GroupedTable

class hail.GroupedTable[source]

Table grouped by row that can be aggregated into a new table.

There are only two operations on a grouped table, GroupedTable.partition_hint() and GroupedTable.aggregate().

Attributes

Methods

aggregate

Aggregate by group, used after Table.group_by().

partition_hint

Set the target number of partitions for aggregation.

aggregate(**named_exprs)[source]

Aggregate by group, used after Table.group_by().

Examples

Compute the mean value of X and the sum of Z per unique ID:

>>> table_result = (table1.group_by(table1.ID)
...                       .aggregate(meanX = hl.agg.mean(table1.X), sumZ = hl.agg.sum(table1.Z)))

Group by a height bin and compute sex ratio per bin:

>>> table_result = (table1.group_by(height_bin = table1.HT // 20)
...                       .aggregate(fraction_female = hl.agg.fraction(table1.SEX == 'F')))

Notes

The resulting table has a key field for each group and a value field for each aggregation. The names of the aggregation expressions must be distinct from the names of the groups.

Parameters:

named_exprs (varargs of Expression) – Aggregation expressions.

Returns:

Table – Aggregated table.

partition_hint(n)[source]

Set the target number of partitions for aggregation.

Examples

Use partition_hint in a Table.group_by() / GroupedTable.aggregate() pipeline:

>>> table_result = (table1.group_by(table1.ID)
...                       .partition_hint(5)
...                       .aggregate(meanX = hl.agg.mean(table1.X), sumZ = hl.agg.sum(table1.Z)))

Notes

Until Hail’s query optimizer is intelligent enough to sample records at all stages of a pipeline, it can be necessary in some places to provide some explicit hints.
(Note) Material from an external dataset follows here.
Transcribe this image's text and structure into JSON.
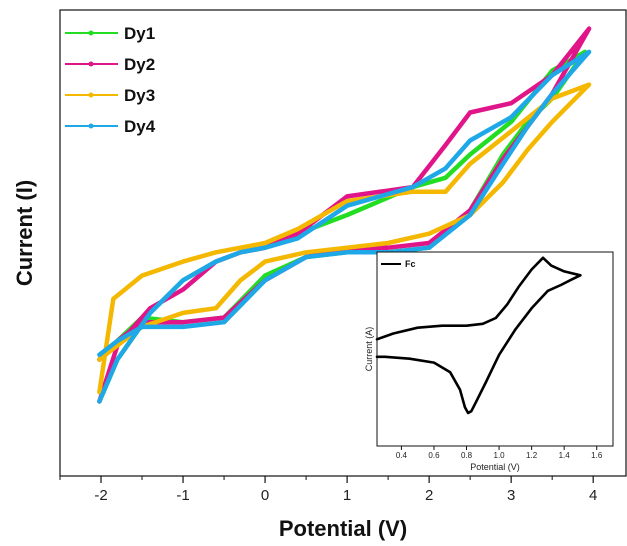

The default number of partitions for GroupedTable.aggregate() is the number of partitions in the upstream table. If the aggregation greatly reduces the size of the table, providing a hint for the target number of partitions can accelerate downstream operations.

Parameters:

n (int) – Number of partitions.

Returns:

GroupedTable – Same grouped table with a partition hint.